# Get Locations From U.S. Inaugural Addresses

### Install spaCy

In [None]:
!pip install -U spacy

### Import Libraries

We're going to import `spacy` and `displacy`, a special spaCy module for visualization.

In [1]:
import spacy
from spacy import displacy
from collections import Counter
import pandas as pd
pd.options.display.max_rows = 600
pd.options.display.max_colwidth = 400

We're also going to import the `Counter` module for counting people, places, and things, and the `pandas` library for organizing and displaying data (we're also changing the pandas default max row and column width display setting).

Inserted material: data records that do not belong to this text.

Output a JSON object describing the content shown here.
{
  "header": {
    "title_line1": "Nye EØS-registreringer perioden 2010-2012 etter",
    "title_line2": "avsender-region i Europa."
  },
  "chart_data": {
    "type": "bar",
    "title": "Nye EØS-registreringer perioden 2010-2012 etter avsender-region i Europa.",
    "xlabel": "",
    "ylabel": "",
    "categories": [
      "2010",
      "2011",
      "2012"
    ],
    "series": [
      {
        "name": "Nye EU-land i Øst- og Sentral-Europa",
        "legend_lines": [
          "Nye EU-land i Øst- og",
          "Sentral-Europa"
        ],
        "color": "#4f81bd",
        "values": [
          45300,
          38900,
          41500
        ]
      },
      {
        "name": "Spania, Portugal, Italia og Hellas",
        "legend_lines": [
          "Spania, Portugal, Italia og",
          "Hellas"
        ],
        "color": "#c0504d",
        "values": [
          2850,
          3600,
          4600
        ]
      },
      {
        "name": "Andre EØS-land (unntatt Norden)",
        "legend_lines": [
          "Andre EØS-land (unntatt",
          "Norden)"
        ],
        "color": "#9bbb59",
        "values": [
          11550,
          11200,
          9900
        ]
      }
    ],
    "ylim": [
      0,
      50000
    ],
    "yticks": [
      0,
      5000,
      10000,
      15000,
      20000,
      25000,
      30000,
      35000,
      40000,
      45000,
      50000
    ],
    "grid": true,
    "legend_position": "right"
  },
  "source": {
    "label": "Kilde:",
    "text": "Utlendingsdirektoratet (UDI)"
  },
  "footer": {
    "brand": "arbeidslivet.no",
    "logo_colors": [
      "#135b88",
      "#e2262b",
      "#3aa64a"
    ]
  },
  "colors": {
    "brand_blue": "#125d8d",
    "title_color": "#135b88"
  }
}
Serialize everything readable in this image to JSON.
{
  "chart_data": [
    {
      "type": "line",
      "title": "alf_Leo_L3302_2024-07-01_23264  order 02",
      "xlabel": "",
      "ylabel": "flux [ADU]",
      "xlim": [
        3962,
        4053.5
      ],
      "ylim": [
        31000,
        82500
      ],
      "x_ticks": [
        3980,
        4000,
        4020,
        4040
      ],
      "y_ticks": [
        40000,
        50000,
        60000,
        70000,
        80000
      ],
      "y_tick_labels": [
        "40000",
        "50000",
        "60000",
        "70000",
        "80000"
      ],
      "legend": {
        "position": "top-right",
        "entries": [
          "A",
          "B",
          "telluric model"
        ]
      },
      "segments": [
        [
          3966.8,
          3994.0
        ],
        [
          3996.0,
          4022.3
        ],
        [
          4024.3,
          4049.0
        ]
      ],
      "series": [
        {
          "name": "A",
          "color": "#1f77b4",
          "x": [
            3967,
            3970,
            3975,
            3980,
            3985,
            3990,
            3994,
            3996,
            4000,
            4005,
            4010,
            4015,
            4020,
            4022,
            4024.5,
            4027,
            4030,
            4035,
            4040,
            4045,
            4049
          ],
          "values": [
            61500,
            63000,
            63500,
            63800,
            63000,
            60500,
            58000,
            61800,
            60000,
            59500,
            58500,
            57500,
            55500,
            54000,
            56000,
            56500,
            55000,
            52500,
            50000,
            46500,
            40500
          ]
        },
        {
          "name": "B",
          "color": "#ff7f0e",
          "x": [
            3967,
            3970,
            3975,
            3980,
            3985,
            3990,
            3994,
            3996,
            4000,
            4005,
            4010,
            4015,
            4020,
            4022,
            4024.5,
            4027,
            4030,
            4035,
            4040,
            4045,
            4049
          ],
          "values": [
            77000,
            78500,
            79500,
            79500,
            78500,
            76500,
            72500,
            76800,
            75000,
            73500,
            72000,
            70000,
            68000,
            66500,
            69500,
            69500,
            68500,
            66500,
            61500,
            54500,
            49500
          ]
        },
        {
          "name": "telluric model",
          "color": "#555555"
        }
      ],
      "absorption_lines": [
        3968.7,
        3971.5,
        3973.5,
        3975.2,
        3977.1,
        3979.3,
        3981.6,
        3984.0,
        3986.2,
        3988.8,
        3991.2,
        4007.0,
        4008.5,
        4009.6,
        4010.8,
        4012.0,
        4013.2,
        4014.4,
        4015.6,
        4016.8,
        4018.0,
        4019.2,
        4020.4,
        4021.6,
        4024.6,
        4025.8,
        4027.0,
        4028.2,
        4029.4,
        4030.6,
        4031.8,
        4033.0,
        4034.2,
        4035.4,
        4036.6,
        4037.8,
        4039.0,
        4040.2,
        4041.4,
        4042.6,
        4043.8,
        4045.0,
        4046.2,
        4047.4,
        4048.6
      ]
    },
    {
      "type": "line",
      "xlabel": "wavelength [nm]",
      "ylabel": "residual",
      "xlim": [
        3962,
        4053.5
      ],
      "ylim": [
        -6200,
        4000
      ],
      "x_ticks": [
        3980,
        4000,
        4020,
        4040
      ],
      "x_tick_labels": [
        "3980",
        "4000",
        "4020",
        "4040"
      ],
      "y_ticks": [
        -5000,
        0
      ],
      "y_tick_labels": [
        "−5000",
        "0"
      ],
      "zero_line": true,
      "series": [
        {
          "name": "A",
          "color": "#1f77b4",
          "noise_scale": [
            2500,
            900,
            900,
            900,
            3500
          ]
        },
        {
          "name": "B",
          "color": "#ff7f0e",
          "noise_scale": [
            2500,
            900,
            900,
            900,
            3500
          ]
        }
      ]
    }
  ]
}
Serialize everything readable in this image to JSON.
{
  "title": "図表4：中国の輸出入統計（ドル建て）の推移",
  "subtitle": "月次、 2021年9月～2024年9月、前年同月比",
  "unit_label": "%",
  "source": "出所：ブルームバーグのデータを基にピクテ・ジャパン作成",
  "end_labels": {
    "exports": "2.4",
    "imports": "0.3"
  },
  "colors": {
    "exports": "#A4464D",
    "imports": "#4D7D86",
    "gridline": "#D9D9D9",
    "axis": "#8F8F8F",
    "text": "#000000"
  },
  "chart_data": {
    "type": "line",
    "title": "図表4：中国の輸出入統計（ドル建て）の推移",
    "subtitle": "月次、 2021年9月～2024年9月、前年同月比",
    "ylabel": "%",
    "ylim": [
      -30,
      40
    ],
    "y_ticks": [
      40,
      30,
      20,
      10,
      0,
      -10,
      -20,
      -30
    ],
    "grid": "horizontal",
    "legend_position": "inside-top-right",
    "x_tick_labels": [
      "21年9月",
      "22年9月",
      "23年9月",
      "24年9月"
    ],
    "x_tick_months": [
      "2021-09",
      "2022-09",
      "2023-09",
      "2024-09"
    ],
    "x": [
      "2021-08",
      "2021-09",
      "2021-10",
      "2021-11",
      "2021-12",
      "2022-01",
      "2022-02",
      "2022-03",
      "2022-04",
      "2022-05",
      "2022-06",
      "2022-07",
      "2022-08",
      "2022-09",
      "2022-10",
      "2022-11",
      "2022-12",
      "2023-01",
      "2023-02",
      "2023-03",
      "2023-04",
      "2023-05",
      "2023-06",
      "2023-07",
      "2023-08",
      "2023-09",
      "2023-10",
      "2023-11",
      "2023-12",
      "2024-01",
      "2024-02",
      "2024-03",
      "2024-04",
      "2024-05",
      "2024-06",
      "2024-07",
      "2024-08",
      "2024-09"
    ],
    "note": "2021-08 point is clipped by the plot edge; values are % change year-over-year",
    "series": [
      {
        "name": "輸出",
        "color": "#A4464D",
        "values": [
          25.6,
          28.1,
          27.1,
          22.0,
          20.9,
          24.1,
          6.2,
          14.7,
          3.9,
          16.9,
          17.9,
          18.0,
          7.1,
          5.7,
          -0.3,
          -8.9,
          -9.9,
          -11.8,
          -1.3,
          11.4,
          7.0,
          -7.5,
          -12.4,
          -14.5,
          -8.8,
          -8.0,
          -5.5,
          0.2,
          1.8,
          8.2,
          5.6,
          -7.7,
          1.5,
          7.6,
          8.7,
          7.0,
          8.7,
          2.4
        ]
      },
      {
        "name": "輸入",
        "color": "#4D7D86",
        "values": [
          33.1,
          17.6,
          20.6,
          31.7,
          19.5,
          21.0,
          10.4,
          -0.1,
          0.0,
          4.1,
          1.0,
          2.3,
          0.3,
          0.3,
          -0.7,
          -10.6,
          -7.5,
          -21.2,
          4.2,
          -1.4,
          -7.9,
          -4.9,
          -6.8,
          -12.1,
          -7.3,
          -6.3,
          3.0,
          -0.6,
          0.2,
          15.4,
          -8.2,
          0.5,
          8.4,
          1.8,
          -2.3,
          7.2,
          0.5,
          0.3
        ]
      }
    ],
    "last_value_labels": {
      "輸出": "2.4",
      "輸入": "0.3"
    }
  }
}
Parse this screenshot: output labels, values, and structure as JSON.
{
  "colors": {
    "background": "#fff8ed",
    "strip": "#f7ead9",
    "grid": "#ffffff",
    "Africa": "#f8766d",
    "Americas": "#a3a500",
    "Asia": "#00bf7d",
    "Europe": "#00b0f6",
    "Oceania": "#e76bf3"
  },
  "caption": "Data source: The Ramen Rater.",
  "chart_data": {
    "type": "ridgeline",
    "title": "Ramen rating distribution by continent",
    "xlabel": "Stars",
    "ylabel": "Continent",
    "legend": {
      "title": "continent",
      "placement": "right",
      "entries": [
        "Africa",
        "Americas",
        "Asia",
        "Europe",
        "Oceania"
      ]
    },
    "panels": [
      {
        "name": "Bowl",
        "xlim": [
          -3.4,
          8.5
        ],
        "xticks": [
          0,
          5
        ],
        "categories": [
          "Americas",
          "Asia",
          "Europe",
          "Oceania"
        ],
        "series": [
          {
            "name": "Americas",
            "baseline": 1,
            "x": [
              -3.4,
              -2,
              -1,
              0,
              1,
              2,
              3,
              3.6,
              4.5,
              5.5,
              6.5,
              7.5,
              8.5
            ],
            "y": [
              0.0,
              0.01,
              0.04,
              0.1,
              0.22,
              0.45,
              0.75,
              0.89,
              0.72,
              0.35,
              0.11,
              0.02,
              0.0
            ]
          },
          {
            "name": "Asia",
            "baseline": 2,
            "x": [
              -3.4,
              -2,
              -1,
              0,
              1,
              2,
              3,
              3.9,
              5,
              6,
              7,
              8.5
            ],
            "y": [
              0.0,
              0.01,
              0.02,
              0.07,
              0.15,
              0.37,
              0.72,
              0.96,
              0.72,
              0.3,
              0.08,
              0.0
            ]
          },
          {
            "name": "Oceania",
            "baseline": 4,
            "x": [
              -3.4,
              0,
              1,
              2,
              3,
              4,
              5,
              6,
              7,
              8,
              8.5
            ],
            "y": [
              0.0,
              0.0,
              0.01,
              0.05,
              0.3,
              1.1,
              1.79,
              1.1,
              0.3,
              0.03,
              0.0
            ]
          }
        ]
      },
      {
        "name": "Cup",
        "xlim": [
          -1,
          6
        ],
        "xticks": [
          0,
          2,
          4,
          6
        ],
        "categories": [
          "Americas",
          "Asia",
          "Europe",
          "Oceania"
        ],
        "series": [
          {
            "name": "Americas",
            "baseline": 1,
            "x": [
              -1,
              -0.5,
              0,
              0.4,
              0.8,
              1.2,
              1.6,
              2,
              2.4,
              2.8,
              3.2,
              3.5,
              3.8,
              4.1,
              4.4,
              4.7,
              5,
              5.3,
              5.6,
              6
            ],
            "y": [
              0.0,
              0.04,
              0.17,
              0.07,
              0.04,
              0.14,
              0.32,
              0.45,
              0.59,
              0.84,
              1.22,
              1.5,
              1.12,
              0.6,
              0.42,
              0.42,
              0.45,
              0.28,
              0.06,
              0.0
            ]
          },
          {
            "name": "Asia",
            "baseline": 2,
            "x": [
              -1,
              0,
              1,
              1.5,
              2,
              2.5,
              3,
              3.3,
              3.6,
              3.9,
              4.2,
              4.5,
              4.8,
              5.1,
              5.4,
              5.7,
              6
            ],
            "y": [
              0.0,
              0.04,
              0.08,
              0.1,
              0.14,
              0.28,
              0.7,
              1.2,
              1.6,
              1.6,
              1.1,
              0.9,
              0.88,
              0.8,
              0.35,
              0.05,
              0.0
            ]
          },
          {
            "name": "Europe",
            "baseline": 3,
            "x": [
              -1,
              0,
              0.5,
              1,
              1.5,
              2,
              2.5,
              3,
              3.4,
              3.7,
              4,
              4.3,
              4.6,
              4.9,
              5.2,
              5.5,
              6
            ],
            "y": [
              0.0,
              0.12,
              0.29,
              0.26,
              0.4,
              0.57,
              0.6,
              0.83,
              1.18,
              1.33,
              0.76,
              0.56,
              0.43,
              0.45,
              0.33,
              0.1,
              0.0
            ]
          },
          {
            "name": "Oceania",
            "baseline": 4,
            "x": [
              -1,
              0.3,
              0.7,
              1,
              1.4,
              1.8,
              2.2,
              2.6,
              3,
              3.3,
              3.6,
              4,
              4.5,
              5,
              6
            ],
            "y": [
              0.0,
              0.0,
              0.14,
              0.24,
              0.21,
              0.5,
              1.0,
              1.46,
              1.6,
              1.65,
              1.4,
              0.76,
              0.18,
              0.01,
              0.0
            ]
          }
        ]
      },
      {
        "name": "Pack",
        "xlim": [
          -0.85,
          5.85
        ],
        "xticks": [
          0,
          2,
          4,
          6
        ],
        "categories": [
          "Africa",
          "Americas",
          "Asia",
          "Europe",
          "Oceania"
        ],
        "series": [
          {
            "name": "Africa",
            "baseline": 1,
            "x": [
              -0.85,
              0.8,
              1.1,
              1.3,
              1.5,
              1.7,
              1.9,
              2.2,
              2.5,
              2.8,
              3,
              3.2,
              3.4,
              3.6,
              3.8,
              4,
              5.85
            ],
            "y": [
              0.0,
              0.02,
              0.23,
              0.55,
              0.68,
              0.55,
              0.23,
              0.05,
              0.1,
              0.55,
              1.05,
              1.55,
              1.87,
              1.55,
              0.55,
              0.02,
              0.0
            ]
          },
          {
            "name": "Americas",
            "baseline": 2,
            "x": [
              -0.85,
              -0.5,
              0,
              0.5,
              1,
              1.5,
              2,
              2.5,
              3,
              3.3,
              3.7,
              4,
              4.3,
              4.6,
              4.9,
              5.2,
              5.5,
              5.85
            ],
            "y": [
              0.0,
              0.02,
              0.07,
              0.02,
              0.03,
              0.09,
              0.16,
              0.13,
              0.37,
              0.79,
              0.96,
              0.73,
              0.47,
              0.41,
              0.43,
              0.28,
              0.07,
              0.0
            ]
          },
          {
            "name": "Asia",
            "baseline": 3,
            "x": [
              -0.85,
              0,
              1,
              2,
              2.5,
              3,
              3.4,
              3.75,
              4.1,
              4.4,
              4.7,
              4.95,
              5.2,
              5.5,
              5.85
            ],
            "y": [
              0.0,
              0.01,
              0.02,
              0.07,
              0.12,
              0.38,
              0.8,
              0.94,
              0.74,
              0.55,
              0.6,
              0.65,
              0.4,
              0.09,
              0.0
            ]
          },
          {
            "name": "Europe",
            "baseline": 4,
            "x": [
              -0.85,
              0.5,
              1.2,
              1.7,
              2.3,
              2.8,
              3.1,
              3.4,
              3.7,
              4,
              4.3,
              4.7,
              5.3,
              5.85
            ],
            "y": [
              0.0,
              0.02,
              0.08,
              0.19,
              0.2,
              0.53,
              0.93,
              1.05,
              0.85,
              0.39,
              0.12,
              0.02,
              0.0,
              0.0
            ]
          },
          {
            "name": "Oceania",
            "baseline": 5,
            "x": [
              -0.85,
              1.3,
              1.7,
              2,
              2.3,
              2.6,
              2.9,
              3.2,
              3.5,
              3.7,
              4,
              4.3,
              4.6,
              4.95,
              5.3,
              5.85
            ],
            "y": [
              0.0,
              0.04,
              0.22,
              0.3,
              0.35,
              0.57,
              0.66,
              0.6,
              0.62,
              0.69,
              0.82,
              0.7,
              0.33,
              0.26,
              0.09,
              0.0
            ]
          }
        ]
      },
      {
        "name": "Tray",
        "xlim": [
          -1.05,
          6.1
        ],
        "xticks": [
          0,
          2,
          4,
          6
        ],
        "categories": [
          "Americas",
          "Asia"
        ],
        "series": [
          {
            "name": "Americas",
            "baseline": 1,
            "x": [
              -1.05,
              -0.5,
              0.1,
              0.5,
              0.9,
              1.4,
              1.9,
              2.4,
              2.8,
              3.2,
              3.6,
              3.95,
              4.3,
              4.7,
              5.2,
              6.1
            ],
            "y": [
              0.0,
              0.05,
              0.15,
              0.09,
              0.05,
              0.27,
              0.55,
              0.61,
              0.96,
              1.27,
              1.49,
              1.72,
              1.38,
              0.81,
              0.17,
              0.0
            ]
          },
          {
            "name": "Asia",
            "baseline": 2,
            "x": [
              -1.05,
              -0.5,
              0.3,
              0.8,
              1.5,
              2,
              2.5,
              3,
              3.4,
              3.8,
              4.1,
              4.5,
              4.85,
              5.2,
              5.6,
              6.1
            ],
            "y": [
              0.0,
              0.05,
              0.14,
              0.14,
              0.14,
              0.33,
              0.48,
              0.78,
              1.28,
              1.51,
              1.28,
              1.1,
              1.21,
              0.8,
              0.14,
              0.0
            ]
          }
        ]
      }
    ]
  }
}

### Download Language Model

Next we need to download the English-language model (`en_core_web_sm`), which will be processing and making predictions about our texts. This is the model that was trained on the annotated "OntoNotes" corpus. You can download the `en_core_web_sm` model by running the cell below:

In [None]:
!python -m spacy download en_core_web_sm

### Load Language Model

In [2]:
import en_core_web_sm
nlp = en_core_web_sm.load()

In [4]:
import glob
from pathlib import Path

In [5]:
filenames = glob.glob('../texts/history/US_Inaugural_Addresses/*.txt')

In [43]:
places = []

for file in filenames:
    text = open(file, encoding='utf-8').read()
    # Get the year from the file name -- it's always the last 4 digits
    year = Path(file).stem[-4:]
    # Run spacy on each address
    document = nlp(text)
    
    for named_entity in document.ents:
        if named_entity.label_ == "GPE":
            # Append a dictionary to the empty list 
            places.append({
                            "Place": named_entity.text,
                            "Year": year,
                            "Address":  Path(file).stem
                        })

# Make DataFrame from list of dictionaries -- the dictionary keys become the column names
df = pd.DataFrame(places)

In [44]:
def add_decade(year):
    year = int(year)
    if year < 1800:
        return "1700s"
    elif year < 1900:
        return "1800s"
    elif year < 2000:
        return "1900s"
    else:
        return "2000s"

In [45]:
df['Decade'] = df['Year'].apply(add_decade)

decade_df = df.groupby(['Place', 'Decade'])['Address'].count().reset_index()
decade_df = decade_df.rename(columns={'Address': 'Count'})

In [46]:
decade_df

Unnamed: 0,Place,Decade,Count
0,Afghanistan,2000s,1
1,America,1700s,5
2,America,1800s,2
3,America,1900s,135
4,America,2000s,63
5,Argonne,1900s,1
6,Arlington,2000s,1
7,Athens,1800s,2
8,Baltimore,1800s,1
9,Bolivar,1800s,1


In [47]:
decade_df.to_csv('Locations-in-Inaugural-Addresses.csv', index=False)